1758-09-20, de Claude Adrien Helvétius à Voltaire [François Marie Arouet].

Vous ne doutez pas que je ne vous eusse adressé un Exemplaire de mon ouvrage Le jour même qu'il a paru si j'avois sçu où vous prendre.
Mai Les uns vous disoient à Manheim, Les autres à Berne et je vous attendois aux Délices pour vous envoier ce maudit livre qui Excite contre moy La plus violente persécution. Vous sçaurez que Le livre est supprimé, que je suis dans une de mes terres à trente lieues de Paris, que dans ce moment cy il ne m'est pas possible de vous en envoier parcequ'on est trop animé Contre moy.
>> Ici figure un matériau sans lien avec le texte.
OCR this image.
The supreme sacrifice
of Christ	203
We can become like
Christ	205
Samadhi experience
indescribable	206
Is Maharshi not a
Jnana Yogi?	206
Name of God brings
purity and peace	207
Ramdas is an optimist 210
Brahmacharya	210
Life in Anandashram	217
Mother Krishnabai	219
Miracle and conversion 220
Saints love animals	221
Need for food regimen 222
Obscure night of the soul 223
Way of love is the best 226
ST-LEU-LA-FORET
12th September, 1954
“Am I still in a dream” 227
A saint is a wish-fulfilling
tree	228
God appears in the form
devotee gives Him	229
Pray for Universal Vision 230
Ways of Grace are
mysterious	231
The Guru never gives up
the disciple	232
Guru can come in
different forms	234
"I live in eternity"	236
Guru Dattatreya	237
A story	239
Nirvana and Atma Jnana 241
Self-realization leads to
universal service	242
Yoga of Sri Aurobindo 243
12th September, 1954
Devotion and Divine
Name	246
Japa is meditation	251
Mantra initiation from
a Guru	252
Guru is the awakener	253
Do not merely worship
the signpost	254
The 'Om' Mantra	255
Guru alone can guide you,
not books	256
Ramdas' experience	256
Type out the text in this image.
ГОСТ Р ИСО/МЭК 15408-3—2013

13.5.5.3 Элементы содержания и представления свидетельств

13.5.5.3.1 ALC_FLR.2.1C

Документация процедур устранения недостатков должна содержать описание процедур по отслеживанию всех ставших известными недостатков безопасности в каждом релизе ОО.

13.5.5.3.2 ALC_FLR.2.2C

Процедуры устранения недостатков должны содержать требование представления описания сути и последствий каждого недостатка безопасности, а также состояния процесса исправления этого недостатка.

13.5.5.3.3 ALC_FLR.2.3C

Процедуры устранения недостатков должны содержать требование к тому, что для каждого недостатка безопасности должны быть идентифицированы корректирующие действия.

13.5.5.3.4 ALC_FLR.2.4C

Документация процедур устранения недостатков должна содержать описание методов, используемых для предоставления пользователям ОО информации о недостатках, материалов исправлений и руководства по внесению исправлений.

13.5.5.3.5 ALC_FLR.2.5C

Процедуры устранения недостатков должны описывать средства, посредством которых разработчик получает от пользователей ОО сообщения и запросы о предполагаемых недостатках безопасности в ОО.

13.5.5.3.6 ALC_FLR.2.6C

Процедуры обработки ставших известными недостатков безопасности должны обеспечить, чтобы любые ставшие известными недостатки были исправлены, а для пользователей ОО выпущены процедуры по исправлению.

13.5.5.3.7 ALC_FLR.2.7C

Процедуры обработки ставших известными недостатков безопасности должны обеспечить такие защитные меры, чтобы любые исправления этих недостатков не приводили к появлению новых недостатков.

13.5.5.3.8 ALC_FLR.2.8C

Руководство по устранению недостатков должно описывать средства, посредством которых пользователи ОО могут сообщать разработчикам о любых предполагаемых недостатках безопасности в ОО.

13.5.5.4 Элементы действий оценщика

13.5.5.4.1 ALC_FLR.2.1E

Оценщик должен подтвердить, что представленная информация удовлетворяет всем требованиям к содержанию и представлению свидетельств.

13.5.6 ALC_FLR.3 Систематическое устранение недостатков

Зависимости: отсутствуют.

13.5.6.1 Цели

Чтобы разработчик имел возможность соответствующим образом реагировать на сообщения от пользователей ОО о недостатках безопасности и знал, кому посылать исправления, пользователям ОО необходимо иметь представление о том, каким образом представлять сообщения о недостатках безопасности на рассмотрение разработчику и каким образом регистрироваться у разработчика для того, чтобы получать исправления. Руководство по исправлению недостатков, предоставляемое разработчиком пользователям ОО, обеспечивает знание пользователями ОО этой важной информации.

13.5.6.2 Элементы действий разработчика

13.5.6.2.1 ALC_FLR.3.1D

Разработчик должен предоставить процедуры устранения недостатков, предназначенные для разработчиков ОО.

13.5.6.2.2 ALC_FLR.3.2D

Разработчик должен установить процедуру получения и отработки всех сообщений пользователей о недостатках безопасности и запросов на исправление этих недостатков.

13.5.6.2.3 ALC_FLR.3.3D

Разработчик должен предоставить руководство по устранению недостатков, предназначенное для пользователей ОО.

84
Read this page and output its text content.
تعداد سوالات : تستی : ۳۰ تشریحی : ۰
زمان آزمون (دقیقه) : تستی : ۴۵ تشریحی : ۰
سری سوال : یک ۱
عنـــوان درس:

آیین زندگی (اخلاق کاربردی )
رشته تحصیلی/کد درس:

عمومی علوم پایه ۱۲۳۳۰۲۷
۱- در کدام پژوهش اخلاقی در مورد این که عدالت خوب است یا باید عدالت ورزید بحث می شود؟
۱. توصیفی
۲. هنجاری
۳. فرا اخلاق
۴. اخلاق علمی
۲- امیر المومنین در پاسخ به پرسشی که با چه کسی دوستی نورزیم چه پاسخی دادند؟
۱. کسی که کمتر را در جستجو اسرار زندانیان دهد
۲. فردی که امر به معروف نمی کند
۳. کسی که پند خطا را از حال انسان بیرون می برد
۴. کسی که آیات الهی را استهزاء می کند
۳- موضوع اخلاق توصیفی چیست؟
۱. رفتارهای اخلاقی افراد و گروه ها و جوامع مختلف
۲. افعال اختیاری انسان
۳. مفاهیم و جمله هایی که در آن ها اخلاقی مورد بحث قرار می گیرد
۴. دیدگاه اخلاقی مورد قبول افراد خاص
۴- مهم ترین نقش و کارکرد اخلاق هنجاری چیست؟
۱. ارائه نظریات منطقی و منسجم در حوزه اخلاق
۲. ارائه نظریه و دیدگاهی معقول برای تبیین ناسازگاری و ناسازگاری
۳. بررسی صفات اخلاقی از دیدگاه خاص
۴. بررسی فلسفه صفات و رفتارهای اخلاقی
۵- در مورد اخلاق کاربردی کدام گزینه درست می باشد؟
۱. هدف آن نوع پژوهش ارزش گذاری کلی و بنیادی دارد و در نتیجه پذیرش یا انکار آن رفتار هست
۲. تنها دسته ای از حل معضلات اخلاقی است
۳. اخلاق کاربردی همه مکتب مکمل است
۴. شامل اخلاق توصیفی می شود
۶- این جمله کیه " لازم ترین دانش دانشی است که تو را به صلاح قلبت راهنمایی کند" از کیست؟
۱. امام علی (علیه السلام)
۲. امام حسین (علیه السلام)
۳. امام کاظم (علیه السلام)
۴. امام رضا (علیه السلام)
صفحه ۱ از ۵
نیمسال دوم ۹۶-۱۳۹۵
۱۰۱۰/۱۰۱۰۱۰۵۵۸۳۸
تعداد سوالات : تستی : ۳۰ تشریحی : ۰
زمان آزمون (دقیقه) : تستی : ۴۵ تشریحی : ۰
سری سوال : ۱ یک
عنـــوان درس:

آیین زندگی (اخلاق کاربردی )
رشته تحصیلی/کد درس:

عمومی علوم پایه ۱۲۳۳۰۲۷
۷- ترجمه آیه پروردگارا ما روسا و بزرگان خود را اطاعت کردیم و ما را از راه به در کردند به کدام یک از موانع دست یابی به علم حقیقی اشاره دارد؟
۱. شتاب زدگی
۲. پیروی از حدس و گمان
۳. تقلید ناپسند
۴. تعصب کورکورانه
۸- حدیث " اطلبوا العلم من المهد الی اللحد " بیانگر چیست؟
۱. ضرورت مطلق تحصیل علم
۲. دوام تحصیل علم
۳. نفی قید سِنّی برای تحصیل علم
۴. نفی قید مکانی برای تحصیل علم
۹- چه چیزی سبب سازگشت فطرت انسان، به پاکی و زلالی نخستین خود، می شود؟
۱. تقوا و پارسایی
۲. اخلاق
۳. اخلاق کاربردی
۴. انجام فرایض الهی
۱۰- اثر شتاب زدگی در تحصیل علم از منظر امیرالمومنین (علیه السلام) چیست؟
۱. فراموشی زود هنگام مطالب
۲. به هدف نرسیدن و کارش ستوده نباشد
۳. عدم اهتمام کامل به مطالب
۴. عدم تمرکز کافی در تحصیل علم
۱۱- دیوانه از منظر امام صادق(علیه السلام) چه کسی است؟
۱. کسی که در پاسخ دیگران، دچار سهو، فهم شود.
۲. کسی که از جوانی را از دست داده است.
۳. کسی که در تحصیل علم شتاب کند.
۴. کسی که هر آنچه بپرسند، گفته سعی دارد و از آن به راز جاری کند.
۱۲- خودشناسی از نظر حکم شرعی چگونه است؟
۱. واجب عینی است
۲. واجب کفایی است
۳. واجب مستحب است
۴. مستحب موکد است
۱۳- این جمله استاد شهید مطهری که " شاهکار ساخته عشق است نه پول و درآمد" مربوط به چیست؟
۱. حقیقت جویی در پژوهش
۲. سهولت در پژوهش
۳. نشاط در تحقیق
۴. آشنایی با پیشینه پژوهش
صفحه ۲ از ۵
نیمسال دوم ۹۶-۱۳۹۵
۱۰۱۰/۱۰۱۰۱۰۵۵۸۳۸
J'ay fait Les rétractations qu'on a voulu mais cela n'a point paré L'orage qui gronde maintenant plus fort que jamais. Je suis dénoncé à La Sorbonne, peutêtre Le seraije à L'assemblée du clergé. Je ne sçait pas trop si ma personne est en sûreté et si je ne seray pas obligé de quitter la France. Lisez moy donc, rapellez vous donc en me lisant ces mots d'Horace, Res est sacra mizer. Je souhaiterois que mon livre vous parût digne de quelque estime mais quel ouvrage peut mériter de trouver grâce devant vous? L'élévation qui vous sépare de tous Les autres écrivains ne doit vous laisser appercevoir aucune différence entre eux. Dès que je le pourroy je vous envoirray donc mon ouvrage comme un homage que tout auteur doit à son maître en vous conseillant cependant de relire plutost La moindre de vos brochures que mon inquarto.